The industry proposes the following changes to the SRP proposals to align which will reduce operational and reporting burdens, consistent with the Commission’s Omnibus initiative to cut red tape and simplify EU rules for citizens and business:
 

  • Limit minimum standards to climate risks: The requirements in the updated Solvency II Directive cover ESG factors but do not mandate minimum standards for all ESG areas. Social and governance risks lack established methods and metrics, making prescriptive requirements impractical.
  • Align with existing frameworks: Any new requirements must be consistent with established regulatory obligations - such as CSRD, ESRS, ORSA and Pillar 3 reporting - to prevent duplication and inefficiencies.
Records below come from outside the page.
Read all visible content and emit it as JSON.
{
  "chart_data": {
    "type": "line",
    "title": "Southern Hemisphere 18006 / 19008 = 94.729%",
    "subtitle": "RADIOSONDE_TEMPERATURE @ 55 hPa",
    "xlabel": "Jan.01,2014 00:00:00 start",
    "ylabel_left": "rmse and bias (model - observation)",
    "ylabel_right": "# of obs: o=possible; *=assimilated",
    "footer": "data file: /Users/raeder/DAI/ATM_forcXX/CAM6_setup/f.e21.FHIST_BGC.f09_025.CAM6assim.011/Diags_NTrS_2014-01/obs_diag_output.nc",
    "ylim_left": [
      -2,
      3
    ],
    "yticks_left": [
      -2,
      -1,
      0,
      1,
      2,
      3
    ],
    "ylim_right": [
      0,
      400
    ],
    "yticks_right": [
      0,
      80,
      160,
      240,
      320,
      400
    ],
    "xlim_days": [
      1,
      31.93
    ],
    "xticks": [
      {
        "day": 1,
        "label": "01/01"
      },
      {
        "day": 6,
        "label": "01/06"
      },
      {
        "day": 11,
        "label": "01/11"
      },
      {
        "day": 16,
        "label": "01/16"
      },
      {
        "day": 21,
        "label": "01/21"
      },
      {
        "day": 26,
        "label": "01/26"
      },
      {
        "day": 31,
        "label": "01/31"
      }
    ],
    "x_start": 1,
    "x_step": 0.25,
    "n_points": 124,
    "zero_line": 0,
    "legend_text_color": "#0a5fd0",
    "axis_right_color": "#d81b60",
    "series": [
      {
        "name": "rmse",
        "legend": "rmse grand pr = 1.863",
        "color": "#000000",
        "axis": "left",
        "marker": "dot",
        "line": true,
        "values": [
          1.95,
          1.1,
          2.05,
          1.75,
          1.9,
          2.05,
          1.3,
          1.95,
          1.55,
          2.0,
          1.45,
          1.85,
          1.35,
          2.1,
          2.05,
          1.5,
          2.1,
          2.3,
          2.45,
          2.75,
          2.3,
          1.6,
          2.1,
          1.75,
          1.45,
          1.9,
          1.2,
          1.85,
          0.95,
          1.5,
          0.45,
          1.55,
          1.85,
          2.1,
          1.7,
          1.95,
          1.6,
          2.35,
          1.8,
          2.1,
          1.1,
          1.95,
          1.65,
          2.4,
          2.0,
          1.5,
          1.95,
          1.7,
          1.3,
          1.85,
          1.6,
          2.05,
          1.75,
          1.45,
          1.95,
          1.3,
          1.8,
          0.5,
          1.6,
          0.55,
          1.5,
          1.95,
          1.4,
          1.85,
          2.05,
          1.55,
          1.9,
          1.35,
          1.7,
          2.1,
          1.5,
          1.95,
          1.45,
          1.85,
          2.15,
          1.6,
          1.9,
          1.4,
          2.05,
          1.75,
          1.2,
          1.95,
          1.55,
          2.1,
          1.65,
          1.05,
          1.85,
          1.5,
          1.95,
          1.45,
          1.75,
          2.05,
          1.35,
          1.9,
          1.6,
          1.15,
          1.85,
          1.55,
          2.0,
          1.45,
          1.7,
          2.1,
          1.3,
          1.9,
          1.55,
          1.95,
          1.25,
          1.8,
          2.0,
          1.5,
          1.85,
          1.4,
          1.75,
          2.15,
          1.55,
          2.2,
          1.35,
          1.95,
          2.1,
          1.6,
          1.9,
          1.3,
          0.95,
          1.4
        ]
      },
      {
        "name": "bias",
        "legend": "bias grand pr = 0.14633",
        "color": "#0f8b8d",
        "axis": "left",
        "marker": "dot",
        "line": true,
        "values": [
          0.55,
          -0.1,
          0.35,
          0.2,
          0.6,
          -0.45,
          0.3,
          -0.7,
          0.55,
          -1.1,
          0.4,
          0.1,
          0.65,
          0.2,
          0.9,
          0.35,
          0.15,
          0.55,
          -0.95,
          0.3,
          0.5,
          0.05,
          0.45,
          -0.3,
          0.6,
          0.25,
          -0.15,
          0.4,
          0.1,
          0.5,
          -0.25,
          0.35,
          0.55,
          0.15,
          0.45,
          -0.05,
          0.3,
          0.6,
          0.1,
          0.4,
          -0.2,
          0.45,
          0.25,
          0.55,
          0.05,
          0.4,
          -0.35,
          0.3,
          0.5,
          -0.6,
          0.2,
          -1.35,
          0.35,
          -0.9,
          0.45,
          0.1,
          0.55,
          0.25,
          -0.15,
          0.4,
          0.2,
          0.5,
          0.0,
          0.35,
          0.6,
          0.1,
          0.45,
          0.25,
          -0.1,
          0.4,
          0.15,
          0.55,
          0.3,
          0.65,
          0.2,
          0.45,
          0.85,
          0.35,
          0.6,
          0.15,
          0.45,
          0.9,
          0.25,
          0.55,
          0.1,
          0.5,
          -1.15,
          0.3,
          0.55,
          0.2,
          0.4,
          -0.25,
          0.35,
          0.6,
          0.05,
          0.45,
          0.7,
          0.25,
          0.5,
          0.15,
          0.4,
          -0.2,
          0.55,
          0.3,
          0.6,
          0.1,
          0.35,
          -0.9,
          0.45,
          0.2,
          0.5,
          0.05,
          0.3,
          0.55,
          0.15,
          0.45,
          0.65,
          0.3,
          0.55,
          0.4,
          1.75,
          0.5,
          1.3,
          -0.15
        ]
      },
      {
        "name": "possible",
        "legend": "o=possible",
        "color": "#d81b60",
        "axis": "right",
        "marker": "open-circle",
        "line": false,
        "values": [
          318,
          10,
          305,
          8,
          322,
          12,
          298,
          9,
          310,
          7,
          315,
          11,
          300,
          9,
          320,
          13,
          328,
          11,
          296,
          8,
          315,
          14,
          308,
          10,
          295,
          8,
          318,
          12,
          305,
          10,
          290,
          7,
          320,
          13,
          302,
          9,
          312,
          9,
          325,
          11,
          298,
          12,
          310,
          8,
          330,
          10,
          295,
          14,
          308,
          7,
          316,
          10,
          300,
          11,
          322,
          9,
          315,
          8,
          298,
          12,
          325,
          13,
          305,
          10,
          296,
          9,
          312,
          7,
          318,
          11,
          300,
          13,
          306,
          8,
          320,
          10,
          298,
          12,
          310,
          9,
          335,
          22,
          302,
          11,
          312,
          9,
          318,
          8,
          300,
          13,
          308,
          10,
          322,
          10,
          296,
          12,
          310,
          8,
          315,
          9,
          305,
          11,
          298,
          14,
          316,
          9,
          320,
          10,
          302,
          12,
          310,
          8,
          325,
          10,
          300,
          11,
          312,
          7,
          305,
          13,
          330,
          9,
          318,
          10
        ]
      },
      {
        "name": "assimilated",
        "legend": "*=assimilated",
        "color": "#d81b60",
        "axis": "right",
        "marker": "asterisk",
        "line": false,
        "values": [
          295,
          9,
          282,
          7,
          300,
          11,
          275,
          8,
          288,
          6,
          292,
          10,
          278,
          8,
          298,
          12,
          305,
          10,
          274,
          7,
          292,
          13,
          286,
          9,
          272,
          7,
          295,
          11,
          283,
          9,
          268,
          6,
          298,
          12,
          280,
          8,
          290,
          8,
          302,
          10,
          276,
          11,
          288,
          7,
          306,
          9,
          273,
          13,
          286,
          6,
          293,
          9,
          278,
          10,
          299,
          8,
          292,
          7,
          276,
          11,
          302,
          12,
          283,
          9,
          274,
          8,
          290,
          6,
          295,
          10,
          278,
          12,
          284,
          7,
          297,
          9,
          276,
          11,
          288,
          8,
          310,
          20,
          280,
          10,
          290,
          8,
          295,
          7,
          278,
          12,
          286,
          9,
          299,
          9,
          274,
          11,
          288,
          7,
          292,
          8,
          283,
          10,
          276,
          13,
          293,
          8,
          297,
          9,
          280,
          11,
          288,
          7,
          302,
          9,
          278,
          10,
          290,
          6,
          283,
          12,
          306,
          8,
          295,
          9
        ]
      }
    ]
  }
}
  • Ensure full proportionality: Proportionality must apply to all undertakings, not just small and non-complex ones (SNCUs).
  • Address implementation challenges: Inconsistencies in time horizon definitions, misalignment with Solvency II risk categories, data limitations, ESG measurement difficulties, and diverging third-country disclosure approaches create confusion and should be resolved.
  • Revise proposed metrics: The proposed minimum metrics are too extensive and misaligned with insurers’ risk profiles.
  • Set realistic sustainability targets: Targets should align with risk appetite and strategy, focusing on managing rather than mitigating material risks, while remaining flexible and business specific.
  • Avoid rigid application guidance: Non-binding EIOPA guidance should not become de facto binding rules, ensuring insurers retain flexibility in risk management.